The widespread outcry over Renee Good’s killing led to more protests on the weekend against ICE, in Minneapolis as well as New York, Austin, Seattle and LA.

Minneapolis police said “tens of thousands of people” attended the march which was peaceful, said Mayor Jacob Frey.

Still, Homeland Security secretary Kristi Noem announced on Sunday that “hundreds more” federal officers would be sent to Minnesota, arriving “today and tomorrow”, to quell tensions and to suppress protesters.

“If they conduct violent activities against law enforcement, if they impede our operations, that’s a crime, and we will hold them accountable to those consequences,” she said.

The Trump administration has sought to spin the ICE officer’s killing of Good as an act of self-defence, claiming the mother-of-three had “weaponised” her car to try and attack the officials.
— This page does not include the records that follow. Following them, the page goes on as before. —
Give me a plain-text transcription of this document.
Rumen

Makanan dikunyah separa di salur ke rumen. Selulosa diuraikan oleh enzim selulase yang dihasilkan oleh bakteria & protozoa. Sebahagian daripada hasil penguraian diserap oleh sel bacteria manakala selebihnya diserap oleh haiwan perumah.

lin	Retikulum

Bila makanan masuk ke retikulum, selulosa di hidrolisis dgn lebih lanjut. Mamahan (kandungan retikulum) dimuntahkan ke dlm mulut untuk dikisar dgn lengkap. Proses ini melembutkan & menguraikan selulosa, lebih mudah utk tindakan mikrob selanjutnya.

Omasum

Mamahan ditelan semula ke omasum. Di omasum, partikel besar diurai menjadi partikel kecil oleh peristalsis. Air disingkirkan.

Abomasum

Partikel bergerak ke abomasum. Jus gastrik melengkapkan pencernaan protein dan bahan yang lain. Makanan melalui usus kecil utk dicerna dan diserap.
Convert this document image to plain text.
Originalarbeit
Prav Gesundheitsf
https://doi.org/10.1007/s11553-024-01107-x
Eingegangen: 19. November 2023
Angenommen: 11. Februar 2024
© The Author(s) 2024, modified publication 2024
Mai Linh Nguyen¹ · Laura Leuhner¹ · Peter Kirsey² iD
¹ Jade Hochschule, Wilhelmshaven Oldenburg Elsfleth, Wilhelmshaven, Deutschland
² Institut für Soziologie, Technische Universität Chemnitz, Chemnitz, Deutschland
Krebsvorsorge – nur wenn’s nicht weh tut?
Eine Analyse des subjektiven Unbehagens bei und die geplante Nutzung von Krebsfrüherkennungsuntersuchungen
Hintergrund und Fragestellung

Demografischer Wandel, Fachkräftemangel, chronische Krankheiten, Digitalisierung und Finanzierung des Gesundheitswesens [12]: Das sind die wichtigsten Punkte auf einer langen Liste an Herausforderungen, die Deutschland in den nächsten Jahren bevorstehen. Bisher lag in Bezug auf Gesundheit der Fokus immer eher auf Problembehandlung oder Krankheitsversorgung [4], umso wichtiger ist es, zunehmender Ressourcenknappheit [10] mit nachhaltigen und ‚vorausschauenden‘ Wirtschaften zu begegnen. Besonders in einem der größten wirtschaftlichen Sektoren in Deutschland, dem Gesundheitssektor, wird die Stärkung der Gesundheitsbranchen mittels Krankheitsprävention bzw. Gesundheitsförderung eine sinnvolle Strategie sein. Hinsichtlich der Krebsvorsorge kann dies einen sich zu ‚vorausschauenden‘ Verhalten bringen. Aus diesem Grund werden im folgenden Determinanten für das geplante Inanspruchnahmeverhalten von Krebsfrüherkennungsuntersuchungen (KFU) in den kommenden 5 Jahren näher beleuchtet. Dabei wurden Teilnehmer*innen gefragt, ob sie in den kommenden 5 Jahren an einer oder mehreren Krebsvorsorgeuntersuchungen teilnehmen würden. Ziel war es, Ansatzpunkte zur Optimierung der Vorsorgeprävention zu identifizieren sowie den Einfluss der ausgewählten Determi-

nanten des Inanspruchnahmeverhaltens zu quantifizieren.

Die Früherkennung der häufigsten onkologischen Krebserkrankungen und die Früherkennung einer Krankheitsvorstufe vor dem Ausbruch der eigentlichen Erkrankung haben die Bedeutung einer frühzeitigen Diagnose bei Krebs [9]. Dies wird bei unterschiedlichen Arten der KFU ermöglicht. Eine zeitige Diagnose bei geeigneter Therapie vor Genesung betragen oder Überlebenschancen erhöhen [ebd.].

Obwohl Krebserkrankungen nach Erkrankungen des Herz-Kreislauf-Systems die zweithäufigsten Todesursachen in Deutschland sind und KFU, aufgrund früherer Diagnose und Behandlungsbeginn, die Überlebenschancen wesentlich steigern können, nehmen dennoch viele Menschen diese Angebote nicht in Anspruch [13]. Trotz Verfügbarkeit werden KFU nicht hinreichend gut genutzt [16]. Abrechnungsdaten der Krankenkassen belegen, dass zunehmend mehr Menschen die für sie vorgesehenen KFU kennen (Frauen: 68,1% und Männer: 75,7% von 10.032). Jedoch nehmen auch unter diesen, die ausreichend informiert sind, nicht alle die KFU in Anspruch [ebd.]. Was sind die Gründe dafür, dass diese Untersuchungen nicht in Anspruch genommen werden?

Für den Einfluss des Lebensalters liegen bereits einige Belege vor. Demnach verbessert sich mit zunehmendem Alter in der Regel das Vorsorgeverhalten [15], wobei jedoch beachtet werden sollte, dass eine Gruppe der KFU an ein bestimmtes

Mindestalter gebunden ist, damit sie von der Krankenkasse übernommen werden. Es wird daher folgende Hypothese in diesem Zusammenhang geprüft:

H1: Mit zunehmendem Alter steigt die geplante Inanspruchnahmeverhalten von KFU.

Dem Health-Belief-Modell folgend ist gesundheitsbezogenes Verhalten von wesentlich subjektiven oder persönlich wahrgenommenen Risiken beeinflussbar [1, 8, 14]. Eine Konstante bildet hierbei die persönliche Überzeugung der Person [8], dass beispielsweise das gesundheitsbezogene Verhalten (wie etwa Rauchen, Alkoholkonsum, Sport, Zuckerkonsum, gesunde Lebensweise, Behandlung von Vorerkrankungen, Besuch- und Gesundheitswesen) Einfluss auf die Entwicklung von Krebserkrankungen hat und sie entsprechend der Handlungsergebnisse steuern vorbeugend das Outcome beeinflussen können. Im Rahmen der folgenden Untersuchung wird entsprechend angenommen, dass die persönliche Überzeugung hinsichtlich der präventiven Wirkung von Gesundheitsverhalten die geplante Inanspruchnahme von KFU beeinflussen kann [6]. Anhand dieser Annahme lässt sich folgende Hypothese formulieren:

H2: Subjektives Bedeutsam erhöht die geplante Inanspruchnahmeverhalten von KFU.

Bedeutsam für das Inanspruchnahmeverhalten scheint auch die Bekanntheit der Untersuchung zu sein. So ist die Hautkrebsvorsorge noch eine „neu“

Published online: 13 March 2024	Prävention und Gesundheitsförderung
The videos that have emerged and continue to emerge of the incident show Good attempting to drive away from the scene.

Some Democrats have said accused the White House of a cover-up.

Mayor Frey told CNN: “Anybody can see that this victim is not a domestic terrorist”, saying her actions were of someone trying to do a three-point turn to escape the scene.

In a sobering note, he added that the city’s local law enforcement were “outnumbered by the number of ICE agents and beyond”.

Updated

Opening summary

Welcome to our US politics blog. There are several major stories around this morning:

  • “Hundreds more” federal agents are being deployed to Minneapolis after an officer shot dead a woman in her car last week. Renee Good’s killing has sparked protests across several cities. Homeland Security Secretary Kristi Noem said more officers were being sent for their own protection.

  • Fed chair Jerome Powell – who has been slammed by Trump for refusing to lower interest rates – announced Sunday he’s facing criminal investigation by federal prosecutors over renovations to Federal Reserve buildings. He’s made clear the “unprecedented” probe is driven by political motives.

  • All eyes are on how the US might respond to Iran’s deadly crackdown on protesters, and whether it might mete out further military action, in addition to its strikes last year. Trump said on Sunday he was in contact with the opposition, and US officials might meet with Iranian counterparts.

  • Trump is also threatening Cuba with withholding oil supplies from Venezuela, warning them to “make a deal, BEFORE IT IS TOO LATE” in a Sunday post on Truth Social. “THERE WILL BE NO MORE OIL OR MONEY GOING TO CUBA - ZERO!” His threats to the traditional ally of Venezuela come in the wake of the US kidnapping and removing Venezuelan leader Nicolás Maduro last week, while concerns also remain over the White House’s claims on Greenland.